I risultati degli esperimenti: vitamina D in abbondanza
Come riportato in un articolo pubblicato sulla rivista Nature Plants a maggio 2022, per modificare la sequenza genetica del pomodoro è stata utilizzata la tecnica di editing CRISPR/Cas9, uno strumento per il “taglia-e-cuci” del DNA con cui è stato inattivato un enzima coinvolto nel processo di conversione della provitamina D3 in vitamina D3. In seguito le piante sono state esposte a un intenso irraggiamento di tipo UVB per oltre 16 ore al giorno, con una temperatura intorno ai 20 °C. I risultati sono stati sorprendenti: il pomodoro ottenuto non solo è ipervitaminico, ma mantiene inalterate le altre caratteristiche tipiche del frutto.

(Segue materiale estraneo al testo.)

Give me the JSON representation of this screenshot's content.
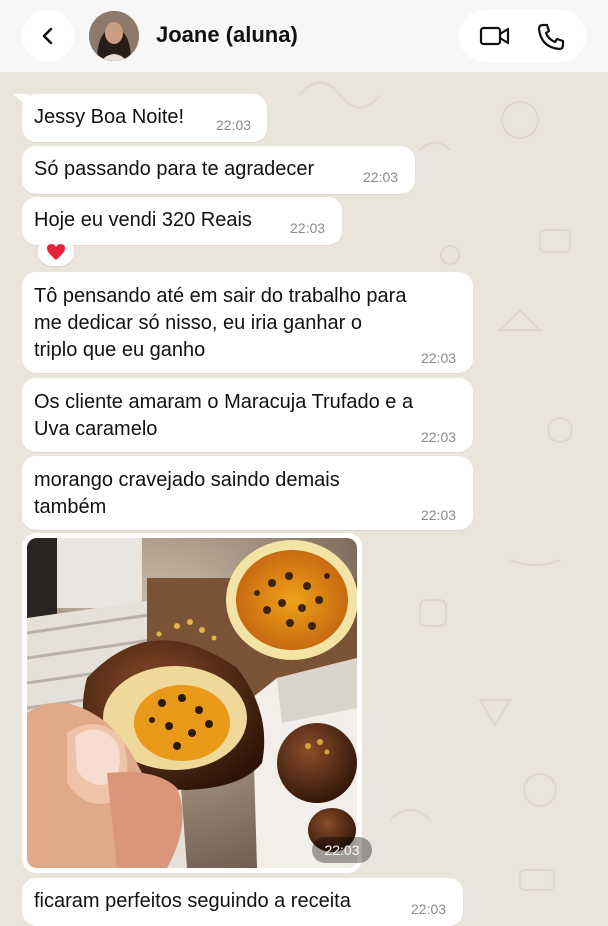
{
  "header": {
    "contact_name": "Joane (aluna)"
  },
  "messages": [
    {
      "text": "Jessy Boa Noite!",
      "time": "22:03"
    },
    {
      "text": "Só passando para te agradecer",
      "time": "22:03"
    },
    {
      "text": "Hoje eu vendi 320 Reais",
      "time": "22:03",
      "reaction": "❤️"
    },
    {
      "lines": [
        "Tô pensando até em sair do trabalho para",
        "me dedicar só nisso, eu iria ganhar o",
        "triplo que eu ganho"
      ],
      "time": "22:03"
    },
    {
      "lines": [
        "Os cliente amaram o Maracuja Trufado e a",
        "Uva caramelo"
      ],
      "time": "22:03"
    },
    {
      "lines": [
        "morango cravejado saindo demais",
        "também"
      ],
      "time": "22:03"
    },
    {
      "type": "image",
      "time": "22:03"
    },
    {
      "text": "ficaram perfeitos seguindo a receita",
      "time": "22:03"
    }
  ],
  "colors": {
    "wallpaper": "#e9e4dc",
    "bubble": "#ffffff",
    "header": "#f7f7f7",
    "timestamp": "#8a8a8a"
  },
  "icons": {
    "back": "chevron-left-icon",
    "video": "video-camera-icon",
    "phone": "phone-icon"
  }
}
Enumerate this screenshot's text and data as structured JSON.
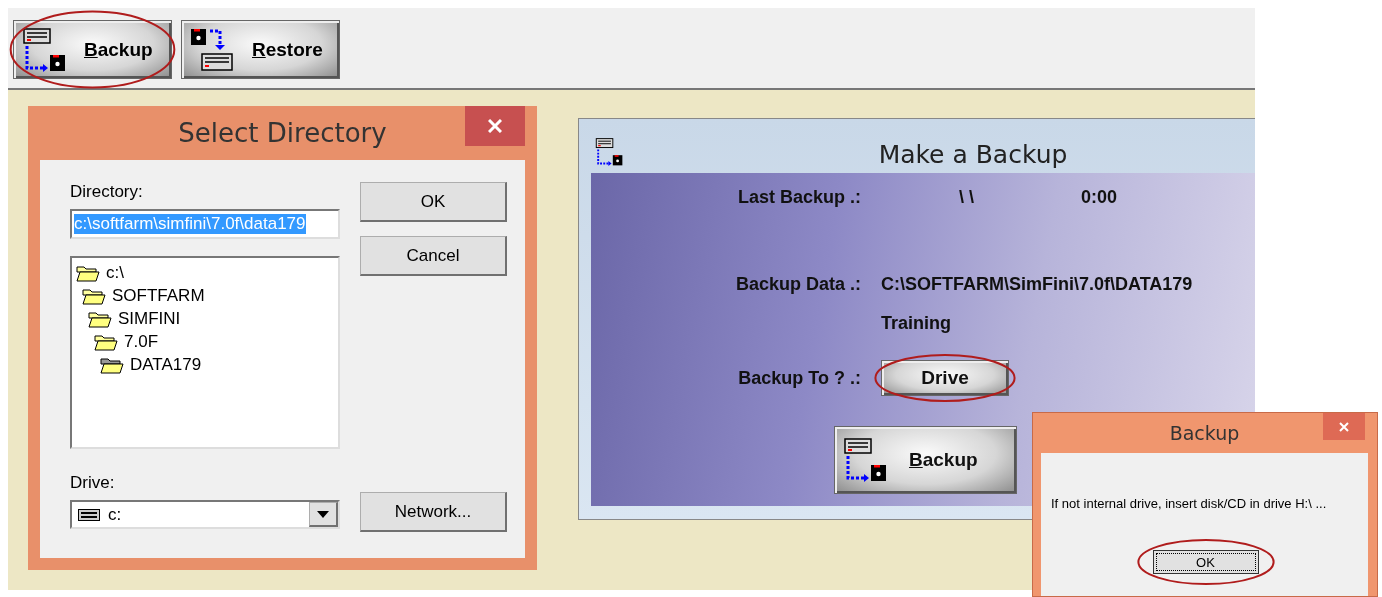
{
  "toolbar": {
    "buttons": [
      {
        "label": "Backup",
        "circled": true
      },
      {
        "label": "Restore",
        "circled": false
      }
    ]
  },
  "select_directory": {
    "title": "Select Directory",
    "directory_label": "Directory:",
    "directory_value": "c:\\softfarm\\simfini\\7.0f\\data179",
    "buttons": [
      "OK",
      "Cancel"
    ],
    "folders": [
      {
        "name": "c:\\",
        "selected": false,
        "children": [
          {
            "name": "SOFTFARM",
            "selected": false,
            "children": [
              {
                "name": "SIMFINI",
                "selected": false,
                "children": [
                  {
                    "name": "7.0F",
                    "selected": false,
                    "children": [
                      {
                        "name": "DATA179",
                        "selected": true
                      }
                    ]
                  }
                ]
              }
            ]
          }
        ]
      }
    ],
    "drive_label": "Drive:",
    "drive_value": "c:",
    "network_button": "Network..."
  },
  "make_backup": {
    "title": "Make a Backup",
    "last_backup": {
      "label": "Last Backup .:",
      "date": "\\ \\",
      "time": "0:00"
    },
    "backup_data": {
      "label": "Backup Data .:",
      "path": "C:\\SOFTFARM\\SimFini\\7.0f\\DATA179",
      "name": "Training"
    },
    "backup_to": {
      "label": "Backup To ? .:",
      "button": "Drive",
      "circled": true
    },
    "backup_button": {
      "label": "Backup"
    }
  },
  "message_box": {
    "title": "Backup",
    "message": "If not internal drive, insert disk/CD in drive H:\\ ...",
    "button": "OK",
    "circled": true
  }
}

La vitamina D3 presente in un pomodoro biofortificato equivale a quella contenuta in due uova o in 28 grammi di tonno. Inoltre essa è distribuita sia nella buccia sia nella polpa. I ricercatori hanno stabilito che, se i frutti ottenuti verranno ulteriormente esposti al sole, si otterrà una quantità ancora maggiore di vitamina D. Tutti i test sono stati eseguiti almeno tre volte per dare maggiore solidità statistica al risultato ottenuto. Se i frutti così ottenuti otterranno risultati positivi anche in studi con esseri umani, un paio di pomodori al giorno potrebbero bastare per ottenere un apporto adeguato di vitamina D.
Una soluzione che interessa soprattutto vegetariani e anziani
La possibilità di assumere una buona quantità di vitamina D a partire da un vegetale rappresenta un’ottima notizia sotto vari punti di vista. Anzitutto, chi segue una dieta vegetariana potrebbe così compensare il fatto che di norma i vegetali sono scarsi apportatori di vitamina D. Anche gli anziani, che con l’età spesso perdono il livello ottimale di 7-HDC, potrebbero tratte beneficio dal potenziamento vitaminico del pomodoro.
Questa innovazione apre quindi nuovi scenari per ottenere maggiormente dall’alimentazione i benefici sui livelli di vitamina D forniti soprattutto dall’esposizione al sole. È anche possibile che, in un futuro nemmeno troppo lontano, le foglie del pomodoro possano diventare un’importante fonte di vitamina D nella dieta, sempre se il loro consumo sarà valutato come sicuro ed efficace in opportuni studi in esseri umani.